Published 19 March 2001

The Violin
Dacia Maraini, translated by Dick Kitto and Elspeth Spottiswood Arcadia Books, 197pp, £10.99
ISBN 1900850435

Dacia Maraini is one of Italy's best-known writers, famed for her radicalism of both form and content. Her novels are different and original, fired by compassion for human suffering, and often combine autobiography with experiment to produce new fictional shapes. What a disappointment, therefore, that she appears to have written a new book in such haste.

The Violin purports to be a series of letters from a middle-aged Italian writer, Vera, to a child called Flavia.
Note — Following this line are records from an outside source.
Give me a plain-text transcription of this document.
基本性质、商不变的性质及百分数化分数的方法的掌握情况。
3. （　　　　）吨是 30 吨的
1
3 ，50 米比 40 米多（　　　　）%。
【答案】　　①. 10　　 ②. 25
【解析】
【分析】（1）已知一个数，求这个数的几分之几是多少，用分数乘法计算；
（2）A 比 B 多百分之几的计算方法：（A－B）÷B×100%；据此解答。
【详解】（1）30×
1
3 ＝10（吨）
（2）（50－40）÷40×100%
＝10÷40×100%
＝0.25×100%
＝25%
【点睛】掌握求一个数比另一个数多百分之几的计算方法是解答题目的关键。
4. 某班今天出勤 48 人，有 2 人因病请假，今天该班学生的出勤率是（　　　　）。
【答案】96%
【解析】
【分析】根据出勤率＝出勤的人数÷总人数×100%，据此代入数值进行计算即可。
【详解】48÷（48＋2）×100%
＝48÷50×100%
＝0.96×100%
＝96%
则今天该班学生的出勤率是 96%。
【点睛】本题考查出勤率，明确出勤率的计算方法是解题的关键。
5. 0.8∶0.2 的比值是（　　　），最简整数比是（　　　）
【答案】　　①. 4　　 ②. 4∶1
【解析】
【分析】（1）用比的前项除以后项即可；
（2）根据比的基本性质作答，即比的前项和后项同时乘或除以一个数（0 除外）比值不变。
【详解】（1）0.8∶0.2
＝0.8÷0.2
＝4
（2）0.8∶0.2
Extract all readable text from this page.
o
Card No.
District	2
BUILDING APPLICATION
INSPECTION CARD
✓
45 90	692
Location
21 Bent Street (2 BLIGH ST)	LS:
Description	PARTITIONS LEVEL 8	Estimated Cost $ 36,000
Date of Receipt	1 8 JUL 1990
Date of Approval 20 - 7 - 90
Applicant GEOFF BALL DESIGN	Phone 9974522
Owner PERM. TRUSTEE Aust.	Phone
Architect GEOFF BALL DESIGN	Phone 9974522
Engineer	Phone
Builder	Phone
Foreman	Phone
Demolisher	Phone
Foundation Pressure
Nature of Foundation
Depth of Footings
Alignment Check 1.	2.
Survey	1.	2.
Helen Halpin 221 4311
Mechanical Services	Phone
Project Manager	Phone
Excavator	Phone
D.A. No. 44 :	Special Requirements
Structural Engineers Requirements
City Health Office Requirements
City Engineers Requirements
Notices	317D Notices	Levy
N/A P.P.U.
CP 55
Vera fondly recalls their meetings on holiday, the sympathy and warmth that quickly sprang up between them, creating a friendship that surprised the other adults and made Flavia's mother, Marta, more than a little jealous. Over the course of the book - 1988 to 1995 - the small girl grows up, but she remains, for the wistful Vera, a sentimental icon of childhood, in her red beret and red shoes.

Flavia, it turns out, functions indeed as a kitsch holiday souvenir to remind Vera of a lost love, a lost holiday resort, a lost paradise. Flavia's uncle Edoardo has been Vera's lover, and the letters to Flavia seem merely excuses for Vera to ruminate on the pain of their parting. The content of the letters varies, roving from subject to subject very much in the manner of free association, but the letters do not convince us that they are written over an expanse of time. Their short narrative, of possession followed by loss, is spread throughout the sequence, making it seem an entire text written in one gulp. Their only literary function is to express the compulsive-obsessive nature of Vera's thoughts circling around her lost young lover.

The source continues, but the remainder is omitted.